I got a friend of mine inside of my body, and his name is Lupus. He hit me just as I turned 59 during December 2004. When he calls on me, my body and I talk.
We have long heated arguments, sometimes they last for hours and sometimes they last for seconds. At the end we usually make up and agree to disagree, and then go our separate ways. I’m gonna take you through my day, as if you were me, to understand how this works.
You see when he came, he started off by making a merry-go-round of my head. The doorway to the hall and the stairs looked like it was on the other side of the bedroom. The doorway to the bathroom looked like it was in the place of the doorway to the hall and stairs, and the dresser looked like it was rolling towards the hallway. I’d close my eyes for a few moments and clear my head just enough to see my stash of pills on it and grab them before he made the world spin around again.

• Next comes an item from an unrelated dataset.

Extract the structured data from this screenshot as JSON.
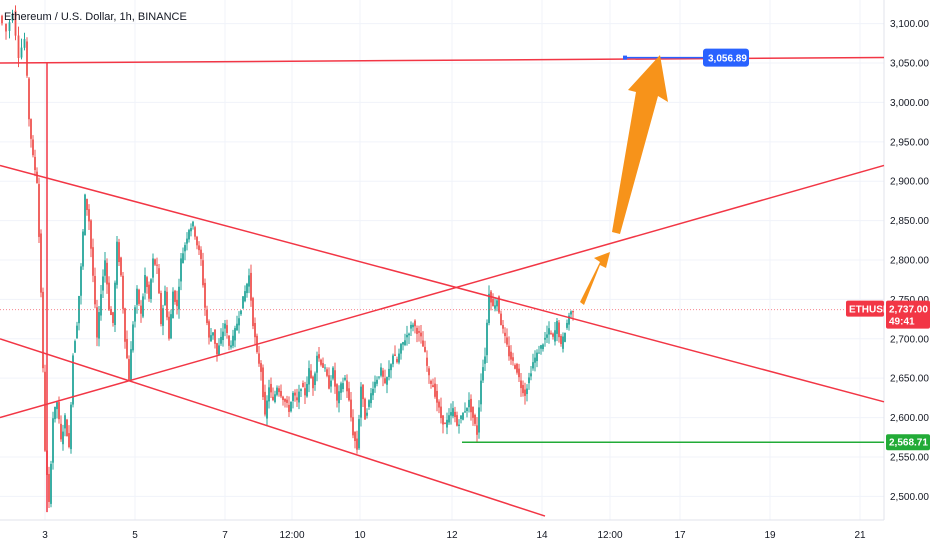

Now Lupus is pretty good about letting me see what instructions I have on the medicine bottles, but today my vision has gotten blurry. The mixture of white and light blue all seem mixed together forming some kind of gooey liquid that’s almost like Mylanta. The text of my instructions seems harder to read. I squint and squint and squint. Finally putting the pills in my mouth, I grab a small blue cup of water that sits on the dresser. I take a sip, and in shock realize its own my urine. Lupus has a way of surprising the bladder glands and giving few chances for you to relieve yourself in the toilet.

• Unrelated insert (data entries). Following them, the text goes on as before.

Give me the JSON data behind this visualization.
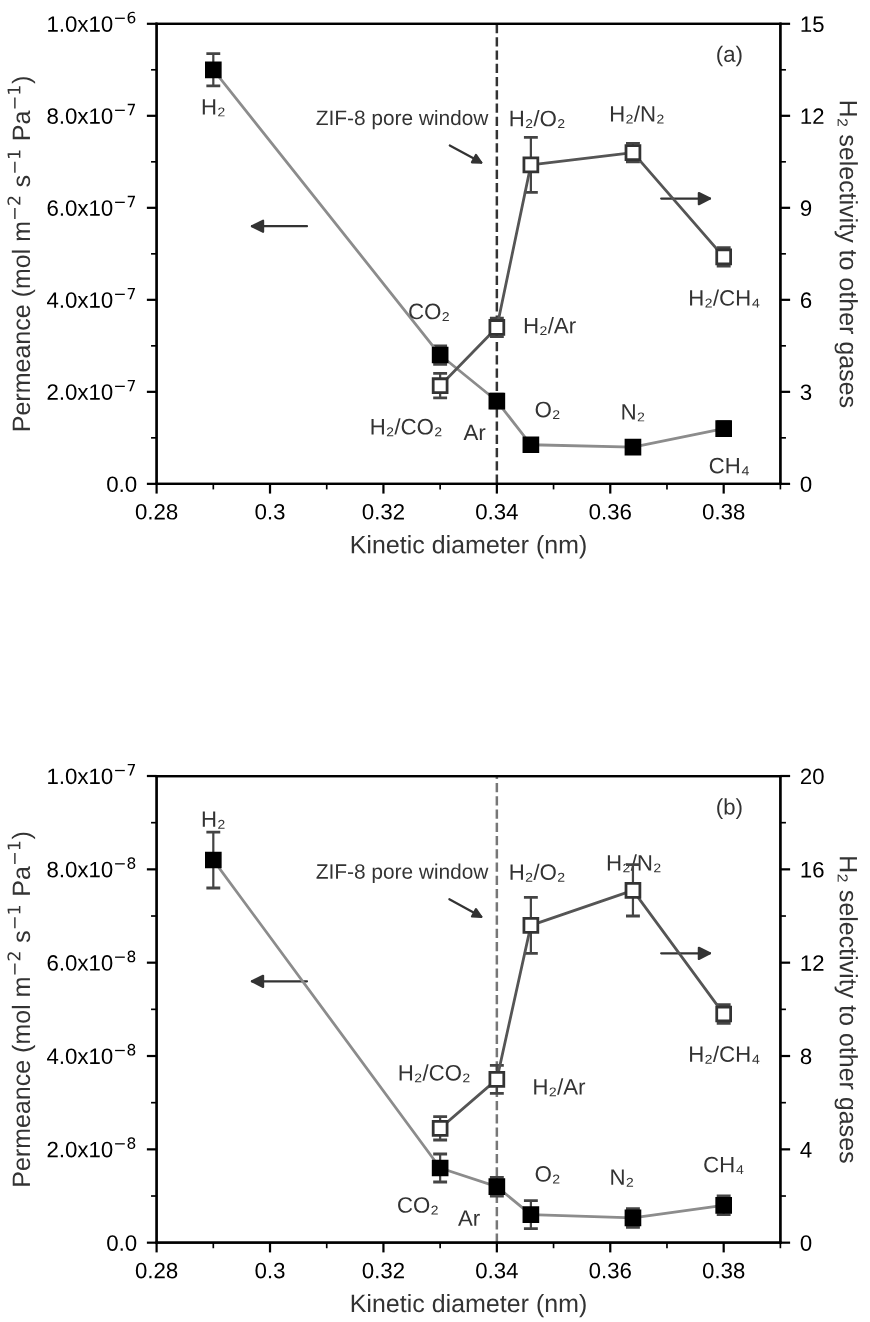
{
  "chart_data": [
    {
      "type": "line",
      "xlabel": "Kinetic diameter (nm)",
      "ylabel": "Permeance (mol m$^{−2}$ s$^{−1}$ Pa$^{−1}$)",
      "y2label": "H₂ selectivity to other gases",
      "marker": "square",
      "line_style": "solid",
      "grid": false,
      "legend": false,
      "series": [
        {
          "color": "#8c8c8c",
          "x": [
            0.29,
            0.33,
            0.34,
            0.346,
            0.364,
            0.38
          ],
          "values": [
            9e-07,
            2.8e-07,
            1.8e-07,
            8.5e-08,
            8e-08,
            1.2e-07
          ],
          "errors": [
            3.5e-08,
            2e-08,
            1.5e-08,
            1e-08,
            1e-08,
            1.5e-08
          ]
        },
        {
          "color": "#555555",
          "axis": "y2",
          "x": [
            0.33,
            0.34,
            0.346,
            0.364,
            0.38
          ],
          "values": [
            3.2,
            5.1,
            10.4,
            10.8,
            7.4
          ],
          "errors": [
            0.4,
            0.3,
            0.9,
            0.3,
            0.3
          ]
        }
      ],
      "xlim": [
        0.28,
        0.39
      ],
      "xticks": [
        0.28,
        0.3,
        0.32,
        0.34,
        0.36,
        0.38
      ],
      "ylim": [
        0,
        1e-06
      ],
      "yticks": [
        {
          "value": 0,
          "label": "0.0"
        },
        {
          "value": 2e-07,
          "label": "2.0x10$^{−7}$"
        },
        {
          "value": 4e-07,
          "label": "4.0x10$^{−7}$"
        },
        {
          "value": 6e-07,
          "label": "6.0x10$^{−7}$"
        },
        {
          "value": 8e-07,
          "label": "8.0x10$^{−7}$"
        },
        {
          "value": 1e-06,
          "label": "1.0x10$^{−6}$"
        }
      ],
      "y2lim": [
        0,
        15
      ],
      "y2ticks": [
        0,
        3,
        6,
        9,
        12,
        15
      ],
      "ref_lines": [
        {
          "axis": "x",
          "value": 0.34,
          "label": "ZIF-8 pore window",
          "line_style": "dashed",
          "color": "#333333"
        }
      ],
      "annotations": [
        "(a)",
        {
          "text": "H₂",
          "x": 0.29,
          "y": 9e-07
        },
        {
          "text": "CO₂",
          "x": 0.33,
          "y": 2.8e-07
        },
        {
          "text": "Ar",
          "x": 0.34,
          "y": 1.8e-07
        },
        {
          "text": "O₂",
          "x": 0.346,
          "y": 8.5e-08
        },
        {
          "text": "N₂",
          "x": 0.364,
          "y": 8e-08
        },
        {
          "text": "CH₄",
          "x": 0.38,
          "y": 1.2e-07
        },
        "H₂/CO₂",
        "H₂/Ar",
        "H₂/O₂",
        "H₂/N₂",
        "H₂/CH₄"
      ]
    },
    {
      "type": "line",
      "xlabel": "Kinetic diameter (nm)",
      "ylabel": "Permeance (mol m$^{−2}$ s$^{−1}$ Pa$^{−1}$)",
      "y2label": "H₂ selectivity to other gases",
      "marker": "square",
      "line_style": "solid",
      "grid": false,
      "legend": false,
      "series": [
        {
          "color": "#8c8c8c",
          "x": [
            0.29,
            0.33,
            0.34,
            0.346,
            0.364,
            0.38
          ],
          "values": [
            8.2e-08,
            1.6e-08,
            1.2e-08,
            6e-09,
            5.3e-09,
            8e-09
          ],
          "errors": [
            6e-09,
            3e-09,
            2e-09,
            3e-09,
            2e-09,
            2e-09
          ]
        },
        {
          "color": "#555555",
          "axis": "y2",
          "x": [
            0.33,
            0.34,
            0.346,
            0.364,
            0.38
          ],
          "values": [
            4.9,
            7.0,
            13.6,
            15.1,
            9.8
          ],
          "errors": [
            0.5,
            0.6,
            1.2,
            1.1,
            0.4
          ]
        }
      ],
      "xlim": [
        0.28,
        0.39
      ],
      "xticks": [
        0.28,
        0.3,
        0.32,
        0.34,
        0.36,
        0.38
      ],
      "ylim": [
        0,
        1e-07
      ],
      "yticks": [
        {
          "value": 0,
          "label": "0.0"
        },
        {
          "value": 2e-08,
          "label": "2.0x10$^{−8}$"
        },
        {
          "value": 4e-08,
          "label": "4.0x10$^{−8}$"
        },
        {
          "value": 6e-08,
          "label": "6.0x10$^{−8}$"
        },
        {
          "value": 8e-08,
          "label": "8.0x10$^{−8}$"
        },
        {
          "value": 1e-07,
          "label": "1.0x10$^{−7}$"
        }
      ],
      "y2lim": [
        0,
        20
      ],
      "y2ticks": [
        0,
        4,
        8,
        12,
        16,
        20
      ],
      "ref_lines": [
        {
          "axis": "x",
          "value": 0.34,
          "label": "ZIF-8 pore window",
          "line_style": "dashed",
          "color": "#777777"
        }
      ],
      "annotations": [
        "(b)",
        {
          "text": "H₂",
          "x": 0.29,
          "y": 8.2e-08
        },
        {
          "text": "CO₂",
          "x": 0.33,
          "y": 1.6e-08
        },
        {
          "text": "Ar",
          "x": 0.34,
          "y": 1.2e-08
        },
        {
          "text": "O₂",
          "x": 0.346,
          "y": 6e-09
        },
        {
          "text": "N₂",
          "x": 0.364,
          "y": 5.3e-09
        },
        {
          "text": "CH₄",
          "x": 0.38,
          "y": 8e-09
        },
        "H₂/CO₂",
        "H₂/Ar",
        "H₂/O₂",
        "H₂/N₂",
        "H₂/CH₄"
      ]
    }
  ]
}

You would think that because I am near my bathroom in this bedroom I have, Lupus would let me get there so that I could take these pills to finish the argument he has with my body. I grab my cane with the pills still in my mouth and balance myself with sure and slow steps towards the bathroom. Halfway there, Lupus decides that he is feeling ignored and suddenly shuts down my right knee. I stand in one place at this point, too far from the bed and dresser, and still too far from the bathroom. The pills still sit in my mouth, so I wait.
Article comments
1 - Mary K. Williams
Lupus can be pretty devastating - and it certainly seems so from reading this piece. I was tested for Lupus a few years back, and though the actual diagnosis of Fibromyalgia isn't a picnic - I do consider myself very lucky.
2 - Ana Chan
I have lupus myself. I was diagnosed a little less than a year ago. I'm not sure if it's the debilitating affects of the disease or the fact I have such a disease that makes me feel like I'm fighting a war I can't win.